Repolitiser la société et resocialiser la politique (3)

Le revenu d’existence ne questionne pas, mais surtout ne suscite pas d’interrogations sur le contenu et le sens de nos consommations, et donc de nos productions. De son coté, la DIA a pour objectif de se réapproprier le sens de nos vies : que produisons nous, comment, pour quel usage ? Loin de refuser le travail en tant qu’activité, la DIA le redéfinit pour le mettre au service de l’homme et non de l’économie. Cette proposition vise à nous affranchir de la centralité du travail qui conduit à nous déshumaniser et à faire de nous de simples agents économiques. La DIA s’inscrit comme un outil pour retrouver notre autonomie(4) et notre réflexion.

La DIA est aussi un outil de repolitisation de la société en incitant le citoyen à s’approprier démocratiquement, de manière participative son contenu : qu’est-ce qu’une vie frugale et décente ? Comment organiser la société pour permettre à toutes et tous de vivre dignement ? Comment partager les tâches difficiles ? Qu’est-ce que le bon-usage, qu’est-ce que le mésusage d’une même ressource ?

Ainsi la DIA serait donnée en droit d’usage, en droit de tirage, un versement en monnaie locale fondante et éventuellement de manière transitoire, une petite partie en Euros ou en Francs suisses. Le droit d’usage s’applique par exemple au logement, au transport, à un local d’activité et/ou une parcelle de terre. Le droit le tirage consiste en une certaine quantité d’eau, d’électricité, de gaz, etc. Enfin, les versements en monnaie locale fondante pourraient s’utiliser seulement pour des achats de produits locaux et soutenables promouvant ainsi une relocalisation ouverte et une économie sociale et solidaire. Le contenu exact, la forme et les quantités seraient débattus et discutés démocratiquement et localement.

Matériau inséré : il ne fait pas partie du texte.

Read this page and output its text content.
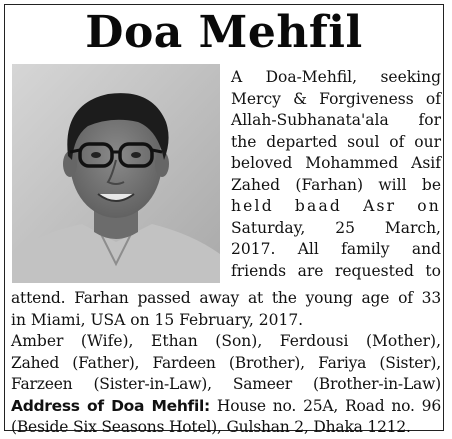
Doa Mehfil
A Doa-Mehfil, seeking
Mercy & Forgiveness of
Allah-Subhanata'ala for
the departed soul of our
beloved Mohammed Asif
Zahed (Farhan) will be
held baad Asr on
Saturday, 25 March,
2017. All family and
friends are requested to
attend. Farhan passed away at the young age of 33
in Miami, USA on 15 February, 2017.
Amber (Wife), Ethan (Son), Ferdousi (Mother),
Zahed (Father), Fardeen (Brother), Fariya (Sister),
Farzeen (Sister-in-Law), Sameer (Brother-in-Law)
Address of Doa Mehfil: House no. 25A, Road no. 96
(Beside Six Seasons Hotel), Gulshan 2, Dhaka 1212.
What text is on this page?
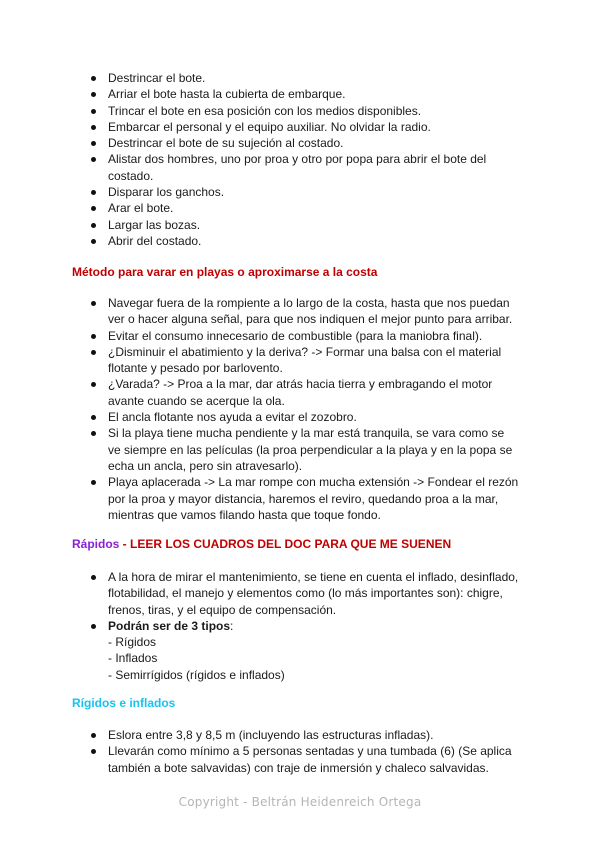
Destrincar el bote.
Arriar el bote hasta la cubierta de embarque.
Trincar el bote en esa posición con los medios disponibles.
Embarcar el personal y el equipo auxiliar. No olvidar la radio.
Destrincar el bote de su sujeción al costado.
Alistar dos hombres, uno por proa y otro por popa para abrir el bote del costado.
Disparar los ganchos.
Arar el bote.
Largar las bozas.
Abrir del costado.
Método para varar en playas o aproximarse a la costa
Navegar fuera de la rompiente a lo largo de la costa, hasta que nos puedan ver o hacer alguna señal, para que nos indiquen el mejor punto para arribar.
Evitar el consumo innecesario de combustible (para la maniobra final).
¿Disminuir el abatimiento y la deriva? -> Formar una balsa con el material flotante y pesado por barlovento.
¿Varada? -> Proa a la mar, dar atrás hacia tierra y embragando el motor avante cuando se acerque la ola.
El ancla flotante nos ayuda a evitar el zozobro.
Si la playa tiene mucha pendiente y la mar está tranquila, se vara como se ve siempre en las películas (la proa perpendicular a la playa y en la popa se echa un ancla, pero sin atravesarlo).
Playa aplacerada -> La mar rompe con mucha extensión -> Fondear el rezón por la proa y mayor distancia, haremos el reviro, quedando proa a la mar, mientras que vamos filando hasta que toque fondo.
Rápidos - LEER LOS CUADROS DEL DOC PARA QUE ME SUENEN
A la hora de mirar el mantenimiento, se tiene en cuenta el inflado, desinflado, flotabilidad, el manejo y elementos como (lo más importantes son): chigre, frenos, tiras, y el equipo de compensación.
Podrán ser de 3 tipos:
- Rígidos
- Inflados
- Semirrígidos (rígidos e inflados)
Rígidos e inflados
Eslora entre 3,8 y 8,5 m (incluyendo las estructuras infladas).
Llevarán como mínimo a 5 personas sentadas y una tumbada (6) (Se aplica también a bote salvavidas) con traje de inmersión y chaleco salvavidas.
Copyright - Beltrán Heidenreich Ortega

Tout en protégeant les populations face à la peur du lendemain et donc de l’autre, le but est de trouver des leviers permettant d’initier une décolonisation de nos imaginaires (en particulier économiciste), ainsi que la transition vers une Décroissance soutenable, sereine et conviviale. La soutenabilité passant par la relocalisation ouverte ainsi que par la transformation de nos productions et consommations. La réappropriation de la démocratie à travers une société autonome garantissant la sérénité. Un autre rapport à l’autre et au temps, « travailler moins pour vivre mieux », pour plus de convivialité.

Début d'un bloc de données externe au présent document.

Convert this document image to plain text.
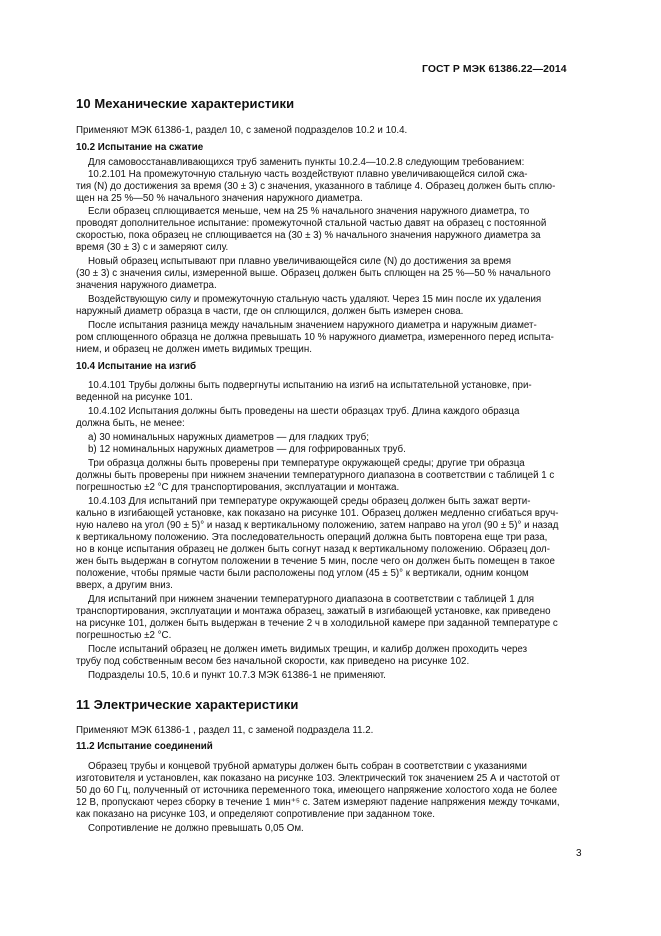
ГОСТ Р МЭК 61386.22—2014
10 Механические характеристики
Применяют МЭК 61386-1, раздел 10, с заменой подразделов 10.2 и 10.4.
10.2 Испытание на сжатие
Для самовосстанавливающихся труб заменить пункты 10.2.4—10.2.8 следующим требованием:
10.2.101 На промежуточную стальную часть воздействуют плавно увеличивающейся силой сжа-
тия (N) до достижения за время (30 ± 3) с значения, указанного в таблице 4. Образец должен быть сплю-
щен на 25 %—50 % начального значения наружного диаметра.
Если образец сплющивается меньше, чем на 25 % начального значения наружного диаметра, то
проводят дополнительное испытание: промежуточной стальной частью давят на образец с постоянной
скоростью, пока образец не сплющивается на (30 ± 3) % начального значения наружного диаметра за
время (30 ± 3) с и замеряют силу.
Новый образец испытывают при плавно увеличивающейся силе (N) до достижения за время
(30 ± 3) с значения силы, измеренной выше. Образец должен быть сплющен на 25 %—50 % начального
значения наружного диаметра.
Воздействующую силу и промежуточную стальную часть удаляют. Через 15 мин после их удаления
наружный диаметр образца в части, где он сплющился, должен быть измерен снова.
После испытания разница между начальным значением наружного диаметра и наружным диамет-
ром сплющенного образца не должна превышать 10 % наружного диаметра, измеренного перед испыта-
нием, и образец не должен иметь видимых трещин.
10.4 Испытание на изгиб
10.4.101 Трубы должны быть подвергнуты испытанию на изгиб на испытательной установке, при-
веденной на рисунке 101.
10.4.102 Испытания должны быть проведены на шести образцах труб. Длина каждого образца
должна быть, не менее:
a) 30 номинальных наружных диаметров — для гладких труб;
b) 12 номинальных наружных диаметров — для гофрированных труб.
Три образца должны быть проверены при температуре окружающей среды; другие три образца
должны быть проверены при нижнем значении температурного диапазона в соответствии с таблицей 1 с
погрешностью ±2 °С для транспортирования, эксплуатации и монтажа.
10.4.103 Для испытаний при температуре окружающей среды образец должен быть зажат верти-
кально в изгибающей установке, как показано на рисунке 101. Образец должен медленно сгибаться вруч-
ную налево на угол (90 ± 5)° и назад к вертикальному положению, затем направо на угол (90 ± 5)° и назад
к вертикальному положению. Эта последовательность операций должна быть повторена еще три раза,
но в конце испытания образец не должен быть согнут назад к вертикальному положению. Образец дол-
жен быть выдержан в согнутом положении в течение 5 мин, после чего он должен быть помещен в такое
положение, чтобы прямые части были расположены под углом (45 ± 5)° к вертикали, одним концом
вверх, а другим вниз.
Для испытаний при нижнем значении температурного диапазона в соответствии с таблицей 1 для
транспортирования, эксплуатации и монтажа образец, зажатый в изгибающей установке, как приведено
на рисунке 101, должен быть выдержан в течение 2 ч в холодильной камере при заданной температуре с
погрешностью ±2 °С.
После испытаний образец не должен иметь видимых трещин, и калибр должен проходить через
трубу под собственным весом без начальной скорости, как приведено на рисунке 102.
Подразделы 10.5, 10.6 и пункт 10.7.3 МЭК 61386-1 не применяют.
11 Электрические характеристики
Применяют МЭК 61386-1 , раздел 11, с заменой подраздела 11.2.
11.2 Испытание соединений
Образец трубы и концевой трубной арматуры должен быть собран в соответствии с указаниями
изготовителя и установлен, как показано на рисунке 103. Электрический ток значением 25 А и частотой от
50 до 60 Гц, полученный от источника переменного тока, имеющего напряжение холостого хода не более
12 В, пропускают через сборку в течение 1 мин⁺⁵ с. Затем измеряют падение напряжения между точками,
как показано на рисунке 103, и определяют сопротивление при заданном токе.
Сопротивление не должно превышать 0,05 Ом.
3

Loin d’être une proposition irréaliste, la DIA est déjà en marche à travers le développement ici et là d’alternatives concrètes. L’enjeu est de passer à une vitesse supérieure afin de rompre avec les maux engendrées par les plans d’austérités dévastateurs mais aussi les crises à venir. La mise en place de cette dotation peut suivre plusieurs scénarios : d’un partage du temps de travail équitable ou de l’instauration d’un revenu d’existence qui déboucherait de manière transitoire à une DIA ; ou partant des alternatives concrètes déjà existantes, vers une extension et une mise en réseaux de celles-ci débouchant ainsi sur une DIA.

Proposer une DIA et un RMA, c’est intégrer le « bien vivre ensemble » et la réappropriation démocratique en retrouvant le sens des limites que la société de croissance a perdu. C’est un outil pour refuser le travail aliénant et redéfinir nos besoins, nos usages et les conditions pour les assouvir.

Vincent Liegey, Christophe Ondet, Anisabel Veillot et Stéphane Madelaine, membres du Parti Pour La Décroissance.

A venir : Un projet de Décroissance, Manifeste pour une Dotation Inconditionnelle d’Autonomie (DIA), éditions Utopia, janvier 2013.
http://www.projet-decroissance.net/

(1)   10 entretiens filmés pour mieux comprendre la Décroissance : http://www.partipourladecroissance.net/?page_id=6736

(2)   Pour aller plus loin sur la DIA : http://www.partipourladecroissance.net/?page_id=6993

(3)   http://www.partipourladecroissance.net/?page_id=6859

(4)   Au sens de Cornelius Castoriadis.